Approximate Pattern Matching

This topic focuses on a Big Data algorithm that relies on pattern matching with the notion of approximation to allow matches with small differences (e.g., character insertion).

Description

Pattern matching (including string matching, sequence matching...) is an important class of algorithms in Big Data and HPDA (High-Performance Data Analytics). For example, in bioinformatics, such algorithm applies to DNA sequence matching. Another domain of application is data mining. One example of pattern matching is exact string matching that is provided by tools like GNU grep. In addition, the target application of this project includes another parameters: the notion of approximation. Indeed, the notion of approximate matching allows a sequence to be found in a large database with some differences including insertion and deletion. Thus, the notion of distance is used to check if a match occurs or not between the searched pattern and the current processed text.

This code is based on the computation of the Levenshtein Distance, and more precisely on the C implementation available on Wikibooks here:

#define MIN3(a, b, c) ((a) < (b) ? ((a) < (c) ? (a) : (c)) : ((b) < (c) ? (b) : (c)))

int levenshtein(char *s1, char *s2) {
    unsigned int s1len, s2len, x, y, lastdiag, olddiag;

    s1len = strlen(s1);
    s2len = strlen(s2);

    unsigned int column[s1len+1];

    for (y = 1; y <= s1len; y++) {
        column[y] = y;
    }

    for (x = 1; x <= s2len; x++) {
        column[0] = x;

        for (y = 1, lastdiag = x-1; y <= s1len; y++) {
            olddiag = column[y];
            column[y] = MIN3(column[y] + 1, column[y-1] + 1, lastdiag + (s1[y-1] == s2[x-1] ? 0 : 1));
            lastdiag = olddiag;
        }
    }
    return(column[s1len]);
}
	

To adapt this notion of distance to our problem, we will consider the pattern as the first string s1 and the dna database as s2. The previous function checks the distance of string s1 with string s2. In our case, it is only necessary to check the pattern size to check if there is a match starting at the beginning of the dna database. Then, by repeating the same algorithm for each possible match position (i.e., each character of the database), we can count the total number of matches depending on the target distance.

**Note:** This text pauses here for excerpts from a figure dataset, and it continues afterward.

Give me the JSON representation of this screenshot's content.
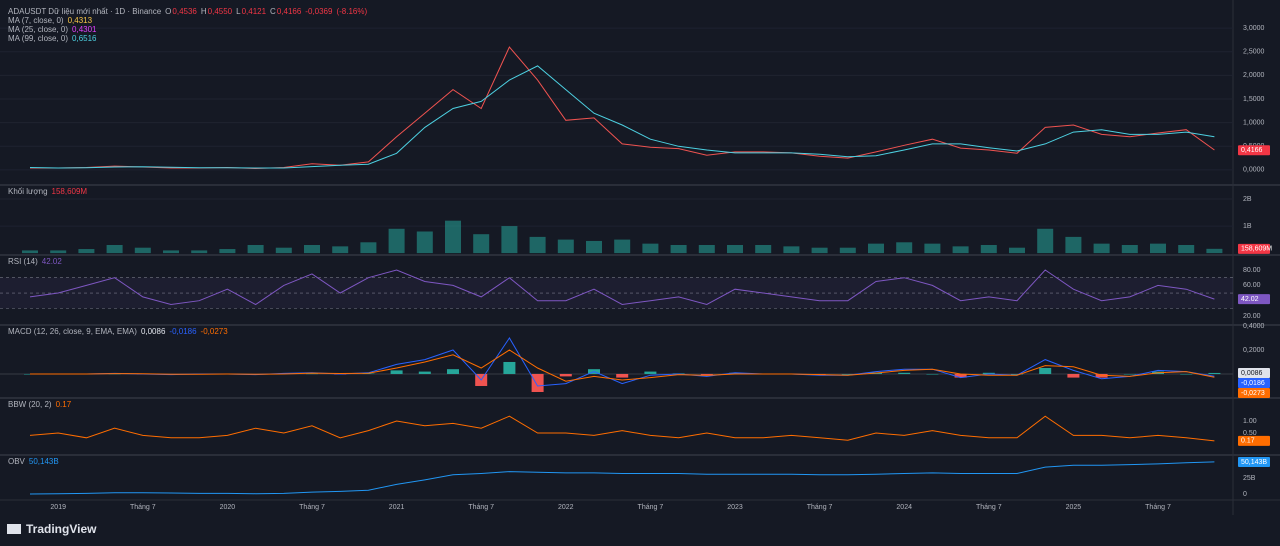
{
  "branding": "TradingView",
  "chart_data": [
    {
      "type": "line",
      "title": "ADAUSDT Dữ liệu mới nhất · 1D · Binance",
      "legend": [
        {
          "key": "O",
          "value": 0.4536,
          "label": "0,4536",
          "color": "#f23645"
        },
        {
          "key": "H",
          "value": 0.455,
          "label": "0,4550",
          "color": "#f23645"
        },
        {
          "key": "L",
          "value": 0.4121,
          "label": "0,4121",
          "color": "#f23645"
        },
        {
          "key": "C",
          "value": 0.4166,
          "label": "0,4166",
          "color": "#f23645"
        },
        {
          "value": -0.0369,
          "label": "-0,0369",
          "color": "#f23645"
        },
        {
          "value": -8.16,
          "label": "(-8.16%)",
          "color": "#f23645"
        }
      ],
      "ma_legend": [
        {
          "name": "MA (7, close, 0)",
          "value": 0.4313,
          "label": "0,4313",
          "color": "#f7c548"
        },
        {
          "name": "MA (25, close, 0)",
          "value": 0.4301,
          "label": "0,4301",
          "color": "#e040fb"
        },
        {
          "name": "MA (99, close, 0)",
          "value": 0.6516,
          "label": "0,6516",
          "color": "#4dd0e1"
        }
      ],
      "categories": [
        null,
        "2019",
        null,
        null,
        "Tháng 7",
        null,
        null,
        "2020",
        null,
        null,
        "Tháng 7",
        null,
        null,
        "2021",
        null,
        null,
        "Tháng 7",
        null,
        null,
        "2022",
        null,
        null,
        "Tháng 7",
        null,
        null,
        "2023",
        null,
        null,
        "Tháng 7",
        null,
        null,
        "2024",
        null,
        null,
        "Tháng 7",
        null,
        null,
        "2025",
        null,
        null,
        "Tháng 7",
        null,
        null
      ],
      "ylim": [
        -0.32,
        3.49
      ],
      "yticks": [
        {
          "value": 0,
          "label": "0,0000"
        },
        {
          "value": 0.5,
          "label": "0,5000"
        },
        {
          "value": 1,
          "label": "1,0000"
        },
        {
          "value": 1.5,
          "label": "1,5000"
        },
        {
          "value": 2,
          "label": "2,0000"
        },
        {
          "value": 2.5,
          "label": "2,5000"
        },
        {
          "value": 3,
          "label": "3,0000"
        }
      ],
      "grid": true,
      "series": [
        {
          "kind": "line",
          "color": "#ef5350",
          "values": [
            0.04,
            0.04,
            0.05,
            0.08,
            0.06,
            0.04,
            0.04,
            0.05,
            0.03,
            0.05,
            0.13,
            0.1,
            0.17,
            0.7,
            1.2,
            1.7,
            1.3,
            2.6,
            1.9,
            1.05,
            1.1,
            0.55,
            0.48,
            0.45,
            0.31,
            0.38,
            0.38,
            0.36,
            0.29,
            0.25,
            0.38,
            0.52,
            0.65,
            0.46,
            0.42,
            0.35,
            0.9,
            0.95,
            0.75,
            0.7,
            0.78,
            0.85,
            0.42
          ]
        },
        {
          "kind": "line",
          "color": "#4dd0e1",
          "values": [
            0.05,
            0.04,
            0.045,
            0.06,
            0.065,
            0.055,
            0.045,
            0.045,
            0.04,
            0.04,
            0.07,
            0.1,
            0.12,
            0.35,
            0.9,
            1.3,
            1.45,
            1.9,
            2.2,
            1.7,
            1.2,
            0.95,
            0.65,
            0.5,
            0.42,
            0.36,
            0.36,
            0.36,
            0.33,
            0.28,
            0.3,
            0.42,
            0.55,
            0.55,
            0.47,
            0.4,
            0.55,
            0.8,
            0.85,
            0.75,
            0.75,
            0.8,
            0.7
          ]
        }
      ],
      "tags": [
        {
          "value": 0.4166,
          "label": "0,4166",
          "color": "#f23645"
        }
      ]
    },
    {
      "type": "bar",
      "title": "Khối lượng",
      "legend": [
        {
          "value": 158609000,
          "label": "158,609M",
          "color": "#f23645"
        }
      ],
      "ylim": [
        -70000000,
        2520000000
      ],
      "yticks": [
        {
          "value": 1000000000,
          "label": "1B"
        },
        {
          "value": 2000000000,
          "label": "2B"
        }
      ],
      "grid": true,
      "series": [
        {
          "kind": "bar",
          "color": "#26a69a",
          "values": [
            100000000.0,
            100000000.0,
            150000000.0,
            300000000.0,
            200000000.0,
            100000000.0,
            100000000.0,
            150000000.0,
            300000000.0,
            200000000.0,
            300000000.0,
            250000000.0,
            400000000.0,
            900000000.0,
            800000000.0,
            1200000000.0,
            700000000.0,
            1000000000.0,
            600000000.0,
            500000000.0,
            450000000.0,
            500000000.0,
            350000000.0,
            300000000.0,
            300000000.0,
            300000000.0,
            300000000.0,
            250000000.0,
            200000000.0,
            200000000.0,
            350000000.0,
            400000000.0,
            350000000.0,
            250000000.0,
            300000000.0,
            200000000.0,
            900000000.0,
            600000000.0,
            350000000.0,
            300000000.0,
            350000000.0,
            300000000.0,
            158609000.0
          ]
        }
      ],
      "tags": [
        {
          "value": 158609000,
          "label": "158,609M",
          "color": "#f23645"
        }
      ]
    },
    {
      "type": "line",
      "title": "RSI (14)",
      "legend": [
        {
          "value": 42.02,
          "label": "42.02",
          "color": "#7e57c2"
        }
      ],
      "ylim": [
        8.3,
        99.6
      ],
      "yticks": [
        {
          "value": 20,
          "label": "20.00"
        },
        {
          "value": 40,
          "label": "40.00"
        },
        {
          "value": 60,
          "label": "60.00"
        },
        {
          "value": 80,
          "label": "80.00"
        }
      ],
      "bands": [
        30,
        50,
        70
      ],
      "series": [
        {
          "kind": "line",
          "color": "#7e57c2",
          "values": [
            45,
            50,
            60,
            70,
            45,
            35,
            40,
            55,
            35,
            60,
            75,
            50,
            70,
            80,
            65,
            60,
            45,
            70,
            40,
            40,
            55,
            35,
            40,
            45,
            35,
            55,
            50,
            45,
            40,
            40,
            65,
            70,
            60,
            40,
            45,
            40,
            80,
            55,
            40,
            45,
            60,
            55,
            42.02
          ]
        }
      ],
      "tags": [
        {
          "value": 42.02,
          "label": "42.02",
          "color": "#7e57c2"
        }
      ]
    },
    {
      "type": "line",
      "title": "MACD (12, 26, close, 9, EMA, EMA)",
      "legend": [
        {
          "value": 0.0086,
          "label": "0,0086",
          "color": "#e0e3eb"
        },
        {
          "value": -0.0186,
          "label": "-0,0186",
          "color": "#2962ff"
        },
        {
          "value": -0.0273,
          "label": "-0,0273",
          "color": "#ff6d00"
        }
      ],
      "ylim": [
        -0.2,
        0.408
      ],
      "yticks": [
        {
          "value": 0.2,
          "label": "0,2000"
        },
        {
          "value": 0.4,
          "label": "0,4000"
        }
      ],
      "series": [
        {
          "kind": "hist",
          "up_color": "#26a69a",
          "down_color": "#ef5350",
          "values": [
            0,
            0,
            0,
            0.002,
            -0.002,
            -0.003,
            0.002,
            0,
            -0.002,
            0.005,
            0.003,
            -0.004,
            0.004,
            0.03,
            0.02,
            0.04,
            -0.1,
            0.1,
            -0.15,
            -0.02,
            0.04,
            -0.03,
            0.02,
            0.005,
            -0.008,
            0.01,
            0,
            0,
            -0.005,
            0,
            0.012,
            0.01,
            0,
            -0.03,
            0.01,
            0,
            0.05,
            -0.03,
            -0.03,
            0,
            0.02,
            0,
            0.0086
          ]
        },
        {
          "kind": "line",
          "color": "#2962ff",
          "values": [
            0,
            0,
            0,
            0.005,
            0,
            -0.005,
            0,
            0,
            -0.005,
            0.005,
            0.01,
            0,
            0.01,
            0.08,
            0.12,
            0.2,
            -0.05,
            0.3,
            -0.1,
            -0.08,
            0.02,
            -0.08,
            -0.01,
            0,
            -0.02,
            0.01,
            0,
            0,
            -0.01,
            -0.01,
            0.02,
            0.04,
            0.04,
            -0.03,
            0,
            -0.01,
            0.12,
            0.03,
            -0.04,
            -0.02,
            0.03,
            0.02,
            -0.0186
          ]
        },
        {
          "kind": "line",
          "color": "#ff6d00",
          "values": [
            0,
            0,
            0,
            0.003,
            0.002,
            -0.002,
            -0.002,
            0,
            -0.003,
            0,
            0.007,
            0.004,
            0.006,
            0.05,
            0.1,
            0.16,
            0.05,
            0.2,
            0.05,
            -0.06,
            -0.02,
            -0.05,
            -0.03,
            -0.005,
            -0.012,
            0,
            0,
            0,
            -0.005,
            -0.01,
            0.008,
            0.03,
            0.04,
            0,
            -0.01,
            -0.01,
            0.07,
            0.06,
            -0.01,
            -0.02,
            0.01,
            0.02,
            -0.0273
          ]
        }
      ],
      "tags": [
        {
          "value": 0.0086,
          "label": "0,0086",
          "color": "#e0e3eb"
        },
        {
          "value": -0.0186,
          "label": "-0,0186",
          "color": "#2962ff"
        },
        {
          "value": -0.0273,
          "label": "-0,0273",
          "color": "#ff6d00"
        }
      ]
    },
    {
      "type": "line",
      "title": "BBW (20, 2)",
      "legend": [
        {
          "value": 0.17,
          "label": "0.17",
          "color": "#ff6d00"
        }
      ],
      "ylim": [
        -0.42,
        1.96
      ],
      "yticks": [
        {
          "value": 0.5,
          "label": "0.50"
        },
        {
          "value": 1,
          "label": "1.00"
        }
      ],
      "series": [
        {
          "kind": "line",
          "color": "#ff6d00",
          "values": [
            0.4,
            0.5,
            0.3,
            0.7,
            0.4,
            0.3,
            0.3,
            0.4,
            0.7,
            0.5,
            0.8,
            0.3,
            0.6,
            1.0,
            0.8,
            0.9,
            0.7,
            1.2,
            0.5,
            0.5,
            0.4,
            0.6,
            0.4,
            0.3,
            0.5,
            0.3,
            0.3,
            0.4,
            0.3,
            0.2,
            0.5,
            0.4,
            0.6,
            0.4,
            0.3,
            0.3,
            1.2,
            0.4,
            0.4,
            0.3,
            0.4,
            0.3,
            0.17
          ]
        }
      ],
      "tags": [
        {
          "value": 0.17,
          "label": "0.17",
          "color": "#ff6d00"
        }
      ]
    },
    {
      "type": "line",
      "title": "OBV",
      "legend": [
        {
          "value": 50143000000,
          "label": "50,143B",
          "color": "#2196f3"
        }
      ],
      "ylim": [
        -9400000000,
        61000000000
      ],
      "yticks": [
        0,
        {
          "value": 25000000000,
          "label": "25B"
        }
      ],
      "series": [
        {
          "kind": "line",
          "color": "#2196f3",
          "values": [
            0,
            500000000.0,
            1000000000.0,
            2000000000.0,
            2000000000.0,
            1500000000.0,
            1000000000.0,
            1000000000.0,
            500000000.0,
            1000000000.0,
            3000000000.0,
            4000000000.0,
            6000000000.0,
            15000000000.0,
            22000000000.0,
            30000000000.0,
            32000000000.0,
            35000000000.0,
            34000000000.0,
            33000000000.0,
            33000000000.0,
            32000000000.0,
            32000000000.0,
            32000000000.0,
            31000000000.0,
            31000000000.0,
            31000000000.0,
            31000000000.0,
            30000000000.0,
            30000000000.0,
            31000000000.0,
            32000000000.0,
            33000000000.0,
            32000000000.0,
            32000000000.0,
            32000000000.0,
            42000000000.0,
            45000000000.0,
            45000000000.0,
            46000000000.0,
            47000000000.0,
            49000000000.0,
            50143000000.0
          ]
        }
      ],
      "tags": [
        {
          "value": 50143000000,
          "label": "50,143B",
          "color": "#2196f3"
        }
      ]
    }
  ]
}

In addition to adapt the algorithm, we made the following changes:

  • Allow matching of multiple patterns
  • Allow the user to choose the maxmimum distance for matches
  • Allocate the column array outside of the levenshtein function
  • Source Code

    The source code for this project is available here: apm.tgz. This archive contains:

    To compile the application, run the make command to generate the apm binary. By launching the executable without argument, some help is printed:

    $ ./apm 
    Usage: ./apm approximation_factor dna_database pattern1 pattern2 ...
    The first argument approximation_factor is an integer that represents the distance allowed between the patterns and the match. The second argument dna_database is a text file containing the big database in which the patterns are searched for. Finally, the rest of the command line is dedicated to case-sensitive patterns.

    To test the application, you can use the two small files located in the dna directory. To evaluate performance on larger database, you can download genome parts on this website. For example, human chromosoms are available here. Download the FASTA format which is compatible with the application. Be careful about the size of each file and the time to read it from the NFS filesystem!

    Parallelism Hint

    The parallelism available in this code can be based on the matching of one pattern (by splitting the dna sequence) and/or on the matching of multiple patterns at the same time. Of course both parallelism can be exploited at the same time with the parallel programming models like MPI, OpenMP or CUDA.